Roisman Laila C, Kian Waleed, Anoze Alaa, Fuchs Vered, Spector Maria, Steiner Roee, Kassel Levi, Rechnitzer Gilad, Fried Iris, Peled Nir, Bogot Naama R
The Hebrew University, Helmsley Cancer Center, Shaare Zedek Medical Center, Jerusalem, Israel.
Ben-Gurion University of the Negev, Be'er Sheva, Israel.
NPJ Precis Oncol. 2023 Nov 21;7(1):125. doi: 10.1038/s41698-023-00473-x.

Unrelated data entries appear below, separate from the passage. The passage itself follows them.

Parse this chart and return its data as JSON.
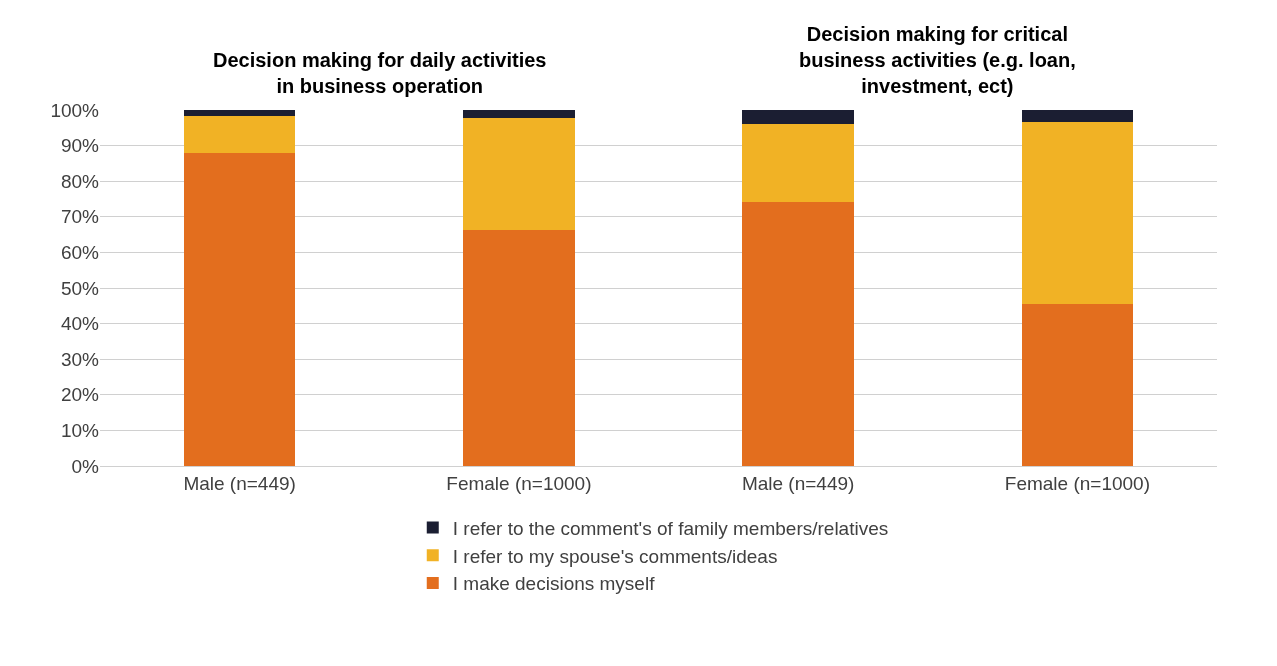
{
  "chart_data": {
    "type": "bar",
    "stacked": true,
    "annotations": [
      "Decision making for daily activities in business operation",
      "Decision making for critical business activities (e.g. loan, investment, ect)"
    ],
    "categories": [
      "Male (n=449)",
      "Female (n=1000)",
      "Male (n=449)",
      "Female (n=1000)"
    ],
    "series": [
      {
        "name": "I make decisions myself",
        "color": "#e36e1e",
        "values": [
          88.0,
          66.4,
          74.2,
          45.5
        ]
      },
      {
        "name": "I refer to my spouse's comments/ideas",
        "color": "#f1b225",
        "values": [
          10.3,
          31.4,
          22.0,
          51.0
        ]
      },
      {
        "name": "I refer to the comment's of family members/relatives",
        "color": "#1b1e32",
        "values": [
          1.7,
          2.2,
          3.8,
          3.5
        ]
      }
    ],
    "ylim": [
      0,
      100
    ],
    "yticks": [
      {
        "value": 0,
        "label": "0%"
      },
      {
        "value": 10,
        "label": "10%"
      },
      {
        "value": 20,
        "label": "20%"
      },
      {
        "value": 30,
        "label": "30%"
      },
      {
        "value": 40,
        "label": "40%"
      },
      {
        "value": 50,
        "label": "50%"
      },
      {
        "value": 60,
        "label": "60%"
      },
      {
        "value": 70,
        "label": "70%"
      },
      {
        "value": 80,
        "label": "80%"
      },
      {
        "value": 90,
        "label": "90%"
      },
      {
        "value": 100,
        "label": "100%"
      }
    ],
    "grid": "y",
    "legend": "bottom"
  }
}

Personalized medicine has revolutionized approaches to treatment in the field of lung cancer by enabling therapies to be specific to each patient. However, physicians encounter an immense number of challenges in providing the optimal treatment regimen for the individual given the sheer complexity of clinical aspects such as tumor molecular profile, tumor microenvironment, expected adverse events, acquired or inherent resistance mechanisms, the development of brain metastases, the limited availability of biomarkers and the choice of combination therapy. The integration of innovative next-generation technologies such as deep learning-a subset of machine learning-and radiomics has the potential to transform the field by supporting clinical decision making in cancer treatment and the delivery of precision therapies while integrating numerous clinical considerations. In this review, we present a brief explanation of the available technologies, the benefits of using these technologies in predicting immunotherapy response in lung cancer, and the expected future challenges in the context of precision medicine.
个性化医疗通过使治疗方法针对每个患者而彻底改变了肺癌领域的治疗方式。然而,鉴于临床方面的复杂性,如肿瘤分子特征、肿瘤微环境、预期不良事件、获得性或固有耐药机制、脑转移的发生、生物标志物的可用性有限以及联合治疗的选择,医生在为个体提供最佳治疗方案时面临着众多挑战。深度学习(机器学习的一个子集)和放射组学等创新的下一代技术的整合,有可能通过支持癌症治疗中的临床决策和精准治疗的实施,同时整合众多临床因素,来改变这一领域。在本综述中,我们简要解释了现有技术、在预测肺癌免疫治疗反应中使用这些技术的益处,以及在精准医学背景下预期的未来挑战。